Key compiler options
Pass these on the onnx-mlir command line when compiling for PIM:
--maccel=PIM— select the PIM accelerator.--EmitSpatial/--EmitPim/--EmitPimBufferized/--EmitPimCodegen— stop the pipeline at the requested stage (default:EmitPimCodegen).--pim-only-codegen— assume the input is already bufferized PIM IR and run only the codegen tail.--crossbar-size=<N>/--crossbar-count=<N>— crossbar dimensions and per-core count.--core-count=<N>— number of cores (-1picks the minimum).--dcp-critical-window-size=<N>— DCP coarsening window (0 = legacy).--use-experimental-conv-impl— alternative convolution lowering.--ignore-concat-error— soft-fail corner case inConcatOp.
Validation
Functional validation lives in validation/ and drives the Rust
pim-simulator to compare Raptor's output against a reference.
Per-operation validation (from validation/):
validate.py \
--raptor-path ../cmake-build-release/Release/bin/onnx-mlir \
--onnx-include-dir ../onnx-mlir/include
End-to-end network validation (example: first 4 layers of YOLOv11n):
validate.py \
--raptor-path ../cmake-build-release/Release/bin/onnx-mlir \
--onnx-include-dir ../onnx-mlir/include \
--operations-dir ./networks/yolo11n/depth_04 \
--crossbar-size 2048
Available networks under validation/networks/: vgg16, yolo11n.

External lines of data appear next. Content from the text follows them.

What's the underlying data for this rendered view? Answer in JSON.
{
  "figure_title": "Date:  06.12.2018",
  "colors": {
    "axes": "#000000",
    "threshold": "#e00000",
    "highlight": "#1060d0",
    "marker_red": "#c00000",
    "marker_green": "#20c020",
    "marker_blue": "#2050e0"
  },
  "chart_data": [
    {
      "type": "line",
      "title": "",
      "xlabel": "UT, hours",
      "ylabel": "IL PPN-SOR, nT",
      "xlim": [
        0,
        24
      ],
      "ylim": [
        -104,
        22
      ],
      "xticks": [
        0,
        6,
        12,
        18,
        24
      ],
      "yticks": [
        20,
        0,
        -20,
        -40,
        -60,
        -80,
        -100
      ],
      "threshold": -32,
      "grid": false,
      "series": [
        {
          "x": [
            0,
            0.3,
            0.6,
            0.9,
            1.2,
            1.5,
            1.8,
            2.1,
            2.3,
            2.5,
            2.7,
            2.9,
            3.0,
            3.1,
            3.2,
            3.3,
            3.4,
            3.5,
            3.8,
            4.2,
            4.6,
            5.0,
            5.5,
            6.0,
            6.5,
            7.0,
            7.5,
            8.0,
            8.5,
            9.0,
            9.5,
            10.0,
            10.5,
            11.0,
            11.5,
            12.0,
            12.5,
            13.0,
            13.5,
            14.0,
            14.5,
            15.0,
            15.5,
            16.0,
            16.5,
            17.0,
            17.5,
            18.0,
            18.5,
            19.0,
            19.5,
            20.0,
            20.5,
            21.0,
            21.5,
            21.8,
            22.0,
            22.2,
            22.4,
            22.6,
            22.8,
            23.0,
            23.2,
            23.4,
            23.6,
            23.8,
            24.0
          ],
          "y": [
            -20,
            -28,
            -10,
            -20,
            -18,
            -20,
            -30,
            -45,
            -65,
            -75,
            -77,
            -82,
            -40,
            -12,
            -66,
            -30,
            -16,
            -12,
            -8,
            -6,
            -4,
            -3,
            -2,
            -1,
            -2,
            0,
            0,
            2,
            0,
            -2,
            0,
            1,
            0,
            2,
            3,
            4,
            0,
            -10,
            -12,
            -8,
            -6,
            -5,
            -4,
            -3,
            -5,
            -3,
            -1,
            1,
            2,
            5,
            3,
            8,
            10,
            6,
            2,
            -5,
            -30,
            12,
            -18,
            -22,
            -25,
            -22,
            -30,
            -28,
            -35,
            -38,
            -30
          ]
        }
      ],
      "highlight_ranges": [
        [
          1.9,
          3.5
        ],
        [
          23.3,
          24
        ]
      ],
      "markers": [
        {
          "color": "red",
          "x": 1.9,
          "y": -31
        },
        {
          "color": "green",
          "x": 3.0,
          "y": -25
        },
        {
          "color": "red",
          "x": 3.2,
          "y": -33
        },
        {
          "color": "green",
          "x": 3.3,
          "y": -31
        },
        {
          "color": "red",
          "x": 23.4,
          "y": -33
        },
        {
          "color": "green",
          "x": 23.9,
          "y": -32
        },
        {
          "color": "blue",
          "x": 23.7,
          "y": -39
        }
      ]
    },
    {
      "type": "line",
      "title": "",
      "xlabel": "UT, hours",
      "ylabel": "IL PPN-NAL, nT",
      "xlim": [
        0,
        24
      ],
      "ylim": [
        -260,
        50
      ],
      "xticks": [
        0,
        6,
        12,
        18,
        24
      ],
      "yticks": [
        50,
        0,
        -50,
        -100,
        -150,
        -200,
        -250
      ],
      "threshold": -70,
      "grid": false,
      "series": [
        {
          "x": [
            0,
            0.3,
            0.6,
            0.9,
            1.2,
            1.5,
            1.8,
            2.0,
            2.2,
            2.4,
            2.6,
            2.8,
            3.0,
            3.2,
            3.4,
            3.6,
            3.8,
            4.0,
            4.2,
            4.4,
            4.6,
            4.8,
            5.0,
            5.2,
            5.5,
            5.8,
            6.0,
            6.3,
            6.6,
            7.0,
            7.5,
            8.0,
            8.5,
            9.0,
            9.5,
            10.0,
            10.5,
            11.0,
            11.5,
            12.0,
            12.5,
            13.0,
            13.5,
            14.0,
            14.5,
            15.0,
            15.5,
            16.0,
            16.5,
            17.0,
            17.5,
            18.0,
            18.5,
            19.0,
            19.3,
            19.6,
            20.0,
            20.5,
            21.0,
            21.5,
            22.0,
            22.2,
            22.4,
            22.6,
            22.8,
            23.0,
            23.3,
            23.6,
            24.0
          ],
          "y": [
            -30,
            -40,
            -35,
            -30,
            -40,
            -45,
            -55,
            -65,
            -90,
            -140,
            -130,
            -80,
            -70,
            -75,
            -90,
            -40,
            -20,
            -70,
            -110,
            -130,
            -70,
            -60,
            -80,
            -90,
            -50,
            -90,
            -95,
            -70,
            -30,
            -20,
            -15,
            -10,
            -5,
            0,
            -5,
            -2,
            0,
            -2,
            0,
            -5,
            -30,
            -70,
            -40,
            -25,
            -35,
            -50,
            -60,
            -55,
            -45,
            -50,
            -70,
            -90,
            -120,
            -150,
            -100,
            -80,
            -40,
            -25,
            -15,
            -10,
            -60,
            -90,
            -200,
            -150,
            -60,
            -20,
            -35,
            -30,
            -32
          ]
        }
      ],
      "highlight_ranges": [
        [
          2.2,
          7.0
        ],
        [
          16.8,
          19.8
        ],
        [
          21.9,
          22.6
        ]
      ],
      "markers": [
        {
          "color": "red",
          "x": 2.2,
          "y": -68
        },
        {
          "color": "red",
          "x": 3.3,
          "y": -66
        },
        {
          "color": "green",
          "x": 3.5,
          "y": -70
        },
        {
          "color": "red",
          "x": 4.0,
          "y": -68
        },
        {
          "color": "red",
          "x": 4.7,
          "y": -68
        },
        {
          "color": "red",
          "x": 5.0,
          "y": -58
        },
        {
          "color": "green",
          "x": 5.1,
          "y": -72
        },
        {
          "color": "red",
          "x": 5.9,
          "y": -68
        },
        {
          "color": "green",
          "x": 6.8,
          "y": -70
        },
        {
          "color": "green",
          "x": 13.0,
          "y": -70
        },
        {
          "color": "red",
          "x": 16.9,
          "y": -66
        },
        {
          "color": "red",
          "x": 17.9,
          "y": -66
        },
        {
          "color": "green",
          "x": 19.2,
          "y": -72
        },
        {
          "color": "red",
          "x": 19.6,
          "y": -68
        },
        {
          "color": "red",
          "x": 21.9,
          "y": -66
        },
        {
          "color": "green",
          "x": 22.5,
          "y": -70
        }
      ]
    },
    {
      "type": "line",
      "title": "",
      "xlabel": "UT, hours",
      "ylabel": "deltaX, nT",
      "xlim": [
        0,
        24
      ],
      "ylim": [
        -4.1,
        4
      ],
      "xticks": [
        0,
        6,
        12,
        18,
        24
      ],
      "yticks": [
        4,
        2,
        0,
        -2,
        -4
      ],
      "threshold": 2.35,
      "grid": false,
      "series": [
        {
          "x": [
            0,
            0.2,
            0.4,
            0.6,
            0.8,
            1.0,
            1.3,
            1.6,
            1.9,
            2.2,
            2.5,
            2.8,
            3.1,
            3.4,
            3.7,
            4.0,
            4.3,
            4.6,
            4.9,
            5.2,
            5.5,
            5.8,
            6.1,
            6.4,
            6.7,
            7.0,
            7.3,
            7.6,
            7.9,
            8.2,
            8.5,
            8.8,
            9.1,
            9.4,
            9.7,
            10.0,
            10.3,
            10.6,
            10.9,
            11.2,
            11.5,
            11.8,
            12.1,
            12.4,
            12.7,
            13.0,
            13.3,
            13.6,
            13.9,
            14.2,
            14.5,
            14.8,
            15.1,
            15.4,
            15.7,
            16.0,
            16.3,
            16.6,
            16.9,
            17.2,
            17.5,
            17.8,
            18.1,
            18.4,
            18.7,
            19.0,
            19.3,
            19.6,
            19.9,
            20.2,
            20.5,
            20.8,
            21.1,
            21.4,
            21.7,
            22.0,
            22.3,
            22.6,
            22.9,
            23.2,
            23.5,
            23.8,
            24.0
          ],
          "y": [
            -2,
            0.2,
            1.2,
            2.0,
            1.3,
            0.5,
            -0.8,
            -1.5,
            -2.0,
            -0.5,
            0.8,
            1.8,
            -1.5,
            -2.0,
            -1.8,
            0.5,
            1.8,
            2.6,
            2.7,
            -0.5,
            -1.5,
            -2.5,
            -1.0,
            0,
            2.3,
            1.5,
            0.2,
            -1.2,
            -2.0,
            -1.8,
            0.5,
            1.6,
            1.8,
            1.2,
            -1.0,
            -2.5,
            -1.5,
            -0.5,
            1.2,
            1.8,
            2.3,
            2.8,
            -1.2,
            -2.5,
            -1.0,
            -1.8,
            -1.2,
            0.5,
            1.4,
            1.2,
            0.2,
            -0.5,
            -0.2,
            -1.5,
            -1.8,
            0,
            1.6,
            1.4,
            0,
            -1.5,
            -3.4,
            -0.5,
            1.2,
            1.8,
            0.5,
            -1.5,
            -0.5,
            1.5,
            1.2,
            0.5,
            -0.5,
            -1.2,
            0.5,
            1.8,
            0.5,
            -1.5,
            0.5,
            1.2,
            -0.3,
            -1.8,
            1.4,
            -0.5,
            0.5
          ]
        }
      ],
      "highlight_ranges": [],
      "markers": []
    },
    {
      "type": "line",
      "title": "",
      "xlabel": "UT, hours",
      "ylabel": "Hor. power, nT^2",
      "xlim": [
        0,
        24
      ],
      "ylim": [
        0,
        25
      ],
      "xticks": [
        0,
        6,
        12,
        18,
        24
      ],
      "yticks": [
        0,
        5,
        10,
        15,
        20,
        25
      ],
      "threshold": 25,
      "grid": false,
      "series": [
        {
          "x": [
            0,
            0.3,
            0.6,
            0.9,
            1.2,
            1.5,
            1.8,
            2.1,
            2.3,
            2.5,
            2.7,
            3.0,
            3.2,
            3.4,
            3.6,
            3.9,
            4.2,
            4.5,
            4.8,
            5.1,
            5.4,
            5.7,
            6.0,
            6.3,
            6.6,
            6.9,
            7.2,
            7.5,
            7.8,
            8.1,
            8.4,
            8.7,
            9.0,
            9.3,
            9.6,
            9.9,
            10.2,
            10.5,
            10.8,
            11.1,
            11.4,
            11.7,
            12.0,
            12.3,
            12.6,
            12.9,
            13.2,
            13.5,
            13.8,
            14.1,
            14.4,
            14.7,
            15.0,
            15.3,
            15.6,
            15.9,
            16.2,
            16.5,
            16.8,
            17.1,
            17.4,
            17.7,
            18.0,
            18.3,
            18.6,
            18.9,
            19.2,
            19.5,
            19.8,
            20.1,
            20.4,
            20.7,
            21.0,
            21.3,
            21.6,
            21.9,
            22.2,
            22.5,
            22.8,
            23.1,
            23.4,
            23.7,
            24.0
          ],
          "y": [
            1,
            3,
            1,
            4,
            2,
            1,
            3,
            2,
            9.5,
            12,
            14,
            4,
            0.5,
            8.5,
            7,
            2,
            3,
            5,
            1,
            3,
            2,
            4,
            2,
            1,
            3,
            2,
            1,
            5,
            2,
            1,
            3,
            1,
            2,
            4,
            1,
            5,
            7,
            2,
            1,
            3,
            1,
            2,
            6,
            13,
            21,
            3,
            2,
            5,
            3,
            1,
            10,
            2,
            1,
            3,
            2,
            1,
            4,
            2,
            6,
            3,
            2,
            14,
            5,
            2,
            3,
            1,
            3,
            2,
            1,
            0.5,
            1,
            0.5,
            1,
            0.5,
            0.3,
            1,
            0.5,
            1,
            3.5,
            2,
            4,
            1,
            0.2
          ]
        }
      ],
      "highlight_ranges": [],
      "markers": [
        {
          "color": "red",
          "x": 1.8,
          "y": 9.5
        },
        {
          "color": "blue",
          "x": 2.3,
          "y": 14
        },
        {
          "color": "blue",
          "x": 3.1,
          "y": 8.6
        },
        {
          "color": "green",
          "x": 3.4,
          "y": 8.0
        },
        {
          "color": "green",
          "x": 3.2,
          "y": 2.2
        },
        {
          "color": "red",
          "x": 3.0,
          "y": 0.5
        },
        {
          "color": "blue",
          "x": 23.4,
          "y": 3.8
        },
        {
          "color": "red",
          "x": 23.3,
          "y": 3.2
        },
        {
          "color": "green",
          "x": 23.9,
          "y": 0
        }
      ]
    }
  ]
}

Available operations under validation/operations/: add, conv, div,
gather, gemm, gemv, mul, pool, reduce_mean, relu, resize,
sigmoid, softmax, split.
Rebuilding
Release build (fast):
cmake --build /home/nico/raptor/raptor/cmake-build-release --target onnx-mlir -j 30
A slower debug build is also available — configure it the same way but with
-DCMAKE_BUILD_TYPE=Debug (see installation instructions below).
Build
Protobuf
Use the following commands to install protobuf:
git clone --depth 1 --branch v34.0 https://github.com/protocolbuffers/protobuf
cd protobuf
mkdir build
cd build
cmake .. -G Ninja -DCMAKE_BUILD_TYPE=Release
ninja
sudo ninja install
You can now remove the protobuf repo directory with:
cd ../..
rm -rf protobuf
Mlir
Follow the first part of instructions here to build mlir.
Remember to set -DCMAKE_BUILD_TYPE=Debug for developing on Raptor
Moreover, if compiling with build type debug, it is also suggested to use mold as linker (you will need to install it if you don't have it already) to reduce memory usage during linking. You can use it by setting the options:
-DLLVM_USE_LINKER=mold
Raptor
Use the following commands to build Raptor.
Remember to set -DCMAKE_BUILD_TYPE=Debug for developing on Raptor.
Also in this case, it is suggested to use mold as linker to reduce link time and memory usage, setting the options:
-DCMAKE_EXE_LINKER_FLAGS="-fuse-ld=mold" \
-DCMAKE_SHARED_LINKER_FLAGS="-fuse-ld=mold" \
-DCMAKE_MODULE_LINKER_FLAGS="-fuse-ld=mold"
git submodule update --init --recursive
MLIR_DIR=$(pwd)/onnx-mlir/llvm-project/build/lib/cmake/mlir
mkdir build && cd build
cmake .. -G Ninja \
-DCMAKE_BUILD_TYPE=Release \
-DONNX_MLIR_ACCELERATORS=PIM \
-DLLVM_ENABLE_ASSERTIONS=ON \
-DMLIR_DIR=${MLIR_DIR}
cmake --build .
If the build fails because of protobuf missing uint definitions,
just patch the problematic files by adding #include <cstdint> to their includes.